In the present study, we found that lipids, inflammatory markers and markers of glucose metabolism accounted for a modest reduction of CV mortality with nut consumption among women. Few small clinical trials have examined the association of nut consumption and these biomarkers. A single group intervention study examined the effect of hazelnut consumption on cardiovascular biomarkers in 21 subjects. Each subject had three diet periods: a control diet for 4 weeks, a hazelnut rich diet, in which nuts comprised 18–20% of the daily intake (4 weeks), and another control period. In this study, the total cholesterol was reduced by 7.8%, LDL cholesterol by 6.2% and HDL cholesterol was increased by 6.1% compared to the control diet.²⁹ Also, in this study, investigators found that nut consumption significantly improved flow-mediated dilation (a marker of endothelial dysfunction) by 56.5%.²⁹ It is plausible that improvement in markers of endothelial function (which were not measured in our study) may explain a significant percentage of the nuts – CV relation.

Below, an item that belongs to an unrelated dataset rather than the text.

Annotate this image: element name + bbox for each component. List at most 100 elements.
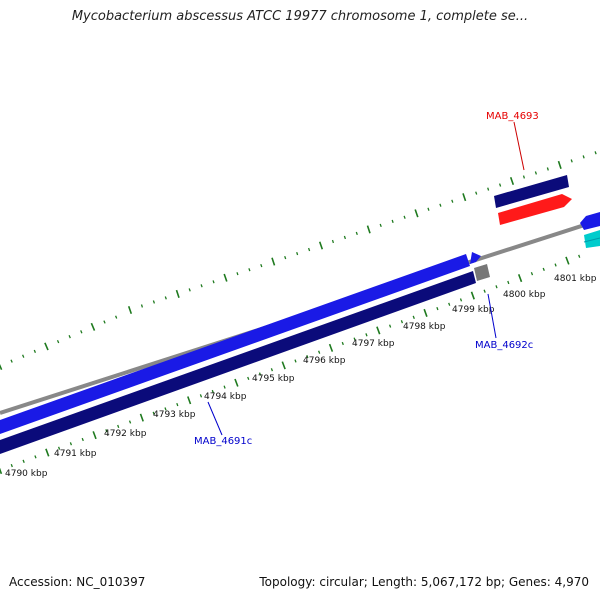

The current study has limitations. Nut consumption was self-reported, which could have led to misclassification of the exposure. Since participants were not randomly assigned to groups of nut consumption and as with any observational study, residual confounding and confounding due to unmeasured variables cannot be excluded. We did not have data on the specific types of nuts (other than peanuts and other nuts), or the method of preparation (salted, spiced, roasted, sweetened etc) to include these factors in our analysis. Reverse causality is also possible because those with chronic disease might have lower nut consumption. However, we excluded those with heart disease at baseline and in sensitivity analysis, excluded those who died within the first two years of follow-up, which did not change the results. Given that our cohort includes female health professionals who have higher education and socioeconomic status than the general population, the results may not entirely generalize to males or the population at large who may have different dietary patterns. However, this could also minimize residual confounding due to socioeconomic status. Moreover, the metabolic effects of nut consumption are unlikely to be different across populations. Strengths of our study include a large sample size which allows for greater power, a prospective design, long follow-up duration, standardized ascertainment of coronary heart disease events and CV mortality and incorporation of detailed lifestyle and anthropometric variables into the analysis.

Conclusion

This study suggests that nut consumption is inversely associated with cardiovascular mortality in women. A modest proportion of this association may be accounted for by lipids, inflammatory markers and factors of glucose metabolism in adult women, assuming a causal relation between nut consumption and risk of CV death. If confirmed with other studies and populations, this information may lead to diets that maximally reduce the risk of premature death from cardiovascular disease.